PARIS — French retail-to-luxury firm PPR on Wednesday unveiled the first complete annual environmental profit and loss account for its sporting goods brand Puma, and said it would extend the reporting practice to all its luxury and sport and lifestyle brands by 2015.
The move is part of the “PPR Home” sustainability initiative launched in March by PPR chief executive officer François-Henri Pinault and the group’s chief sustainability officer Jochen Zeitz.
“A group EP&L represents our collective commitment to reinforce and strengthen PPR’s businesses for the long run,” stated Pinault.
Puma’s first EP&L account, which was spearheaded by Zeitz in his final phase as the brand’s ceo, valued the environmental impact of its operations and supply chain across five key areas in 2010 at 145 million euros, or $192.5 million at average exchange rates for the period. The areas covered in the analysis are: greenhouse gas emissions, water use, land use, air pollution and waste. Zeitz said that various firms and governments approached Puma to find out more about the project, after it presented the first stage of the report in May.
He added that although it was too early to set any targets for Puma’s EP&L for the future, the balance sheet was invaluable in the corporate decision-making process.
“Corporate social responsibility is very nice on paper, but how are you going to manage it if you don’t have the tools?” he said. “I believe the EP&L is an incredible, powerful tool. On one page, you know your environmental footprint — from tier 1 to 4, every key driver — and as a ceo it’s actually quite easy to say where the angle of attack is and where we need to find solutions.”
He pointed out that Puma’s supply chain was responsible for 94 percent of its total environmental impact, with its core operations — such as offices, stores, warehouses and logistics — only accounting for 6 percent. This should point the way for PPR’s other brands, which range from luxury houses Gucci, Balenciaga, Yves Saint Laurent and Bottega Veneta, to sports action brand Volcom.
PPR plans to hire additional staff for its PPR Home team, including an energy management specialist charged with finding opportunities to reduce greenhouse gas emissions. It has also hired a conservation and ecosystem services specialist to help formulate definitions of sustainable cotton and rubber, and develop internal standards for their sourcing.
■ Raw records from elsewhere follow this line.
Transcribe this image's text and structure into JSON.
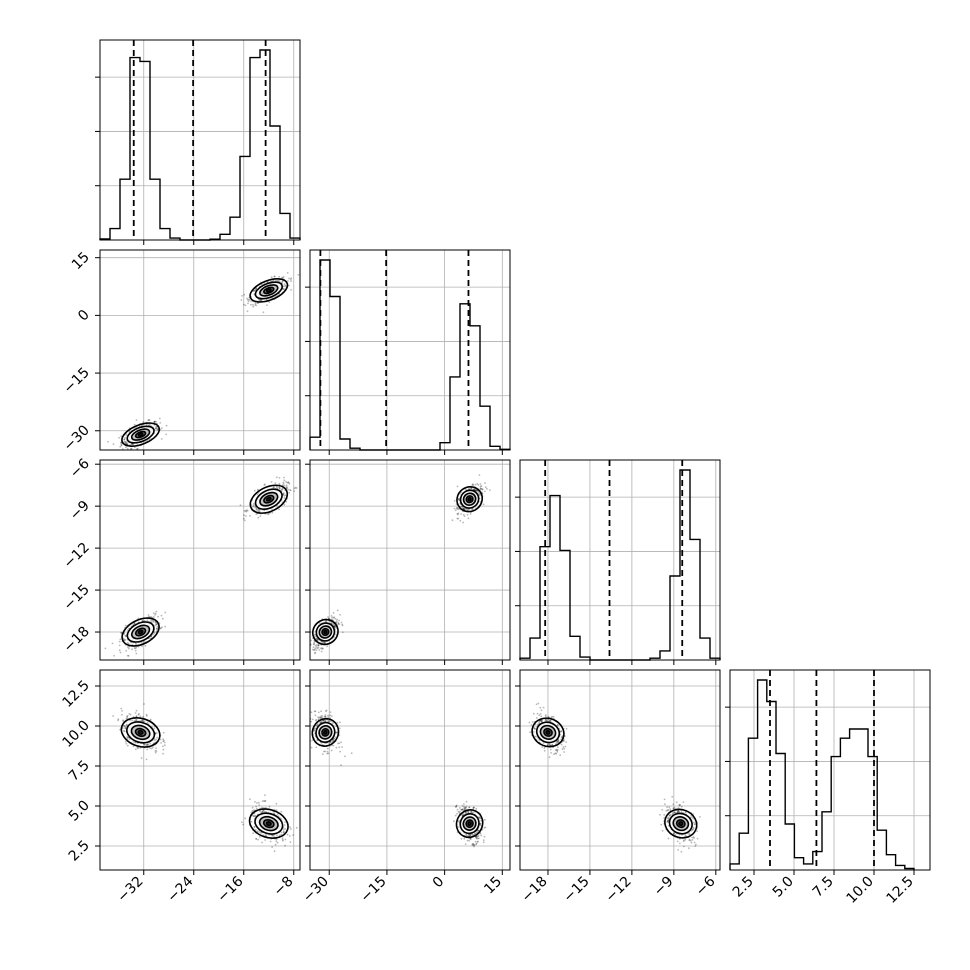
{
  "chart_data": {
    "type": "corner",
    "title": "",
    "parameters": [
      "",
      "",
      "",
      ""
    ],
    "axis_ranges": [
      [
        -39,
        -7
      ],
      [
        -35,
        17
      ],
      [
        -20,
        -5.7
      ],
      [
        1,
        13.5
      ]
    ],
    "ticks": [
      {
        "values": [
          -32,
          -24,
          -16,
          -8
        ],
        "labels": [
          "−32",
          "−24",
          "−16",
          "−8"
        ]
      },
      {
        "values": [
          -30,
          -15,
          0,
          15
        ],
        "labels": [
          "−30",
          "−15",
          "0",
          "15"
        ]
      },
      {
        "values": [
          -18,
          -15,
          -12,
          -9,
          -6
        ],
        "labels": [
          "−18",
          "−15",
          "−12",
          "−9",
          "−6"
        ]
      },
      {
        "values": [
          2.5,
          5.0,
          7.5,
          10.0,
          12.5
        ],
        "labels": [
          "2.5",
          "5.0",
          "7.5",
          "10.0",
          "12.5"
        ]
      }
    ],
    "quantile_lines": [
      [
        -33.6,
        -24.1,
        -12.5
      ],
      [
        -32.3,
        -15.2,
        6.2
      ],
      [
        -18.2,
        -13.6,
        -8.4
      ],
      [
        3.5,
        6.4,
        10.0
      ]
    ],
    "histograms": [
      {
        "edges": [
          -39,
          -37.4,
          -35.8,
          -34.2,
          -32.6,
          -31,
          -29.4,
          -27.8,
          -26.2,
          -24.6,
          -23,
          -21.4,
          -19.8,
          -18.2,
          -16.6,
          -15,
          -13.4,
          -11.8,
          -10.2,
          -8.6,
          -7
        ],
        "counts": [
          3,
          30,
          160,
          480,
          470,
          160,
          30,
          5,
          0,
          0,
          0,
          2,
          15,
          60,
          220,
          480,
          500,
          300,
          70,
          5
        ]
      },
      {
        "edges": [
          -35,
          -32.4,
          -29.8,
          -27.2,
          -24.6,
          -22,
          -19.4,
          -16.8,
          -14.2,
          -11.6,
          -9,
          -6.4,
          -3.8,
          -1.2,
          1.4,
          4,
          6.6,
          9.2,
          11.8,
          14.4,
          17
        ],
        "counts": [
          35,
          520,
          420,
          30,
          5,
          0,
          0,
          0,
          0,
          0,
          0,
          0,
          0,
          20,
          200,
          400,
          340,
          120,
          10,
          2
        ]
      },
      {
        "edges": [
          -20,
          -19.285,
          -18.57,
          -17.855,
          -17.14,
          -16.425,
          -15.71,
          -14.995,
          -14.28,
          -13.565,
          -12.85,
          -12.135,
          -11.42,
          -10.705,
          -9.99,
          -9.275,
          -8.56,
          -7.845,
          -7.13,
          -6.415,
          -5.7
        ],
        "counts": [
          5,
          60,
          310,
          450,
          300,
          65,
          8,
          0,
          0,
          0,
          0,
          0,
          0,
          5,
          25,
          230,
          520,
          330,
          60,
          5
        ]
      },
      {
        "edges": [
          1,
          1.575,
          2.15,
          2.725,
          3.3,
          3.875,
          4.45,
          5.025,
          5.6,
          6.175,
          6.75,
          7.325,
          7.9,
          8.475,
          9.05,
          9.625,
          10.2,
          10.775,
          11.35,
          11.925,
          12.5
        ],
        "counts": [
          20,
          120,
          430,
          620,
          550,
          380,
          150,
          40,
          20,
          60,
          190,
          370,
          430,
          460,
          460,
          370,
          130,
          50,
          15,
          5
        ]
      }
    ],
    "modes": [
      {
        "x": -32.5,
        "y": -31,
        "z": -18,
        "w": 9.6
      },
      {
        "x": -12,
        "y": 6.5,
        "z": -8.5,
        "w": 3.9
      }
    ]
  }
}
Although PPR’s Stella McCartney brand has never used leather, due to the staunch animal rights convictions of its namesake designer, Zeitz said leather, cotton and rubber would continue to play an important role in the group, which derives a large portion of its revenues from accessories such as designer handbags and shoes. “The quest is to make these materials more sustainable,” he added.
PPR developed the Puma EP&L with professional services firm PricewaterhouseCoopers and environmental data experts Trucost, but Zeitz said the data would probably be certified in the future. It claims that it is the first company to implement the practice and would like to see it spread.
“This will be our ultimate goal, to go beyond our own four walls, or in our case 16 brands, and encourage industry-wide adoption,” Zeitz said.
PPR Home expects to publish its first targets and outcomes in October. These will integrate and expand upon the first targets published by PPR in June 2010 as part of its corporate social responsibility drive.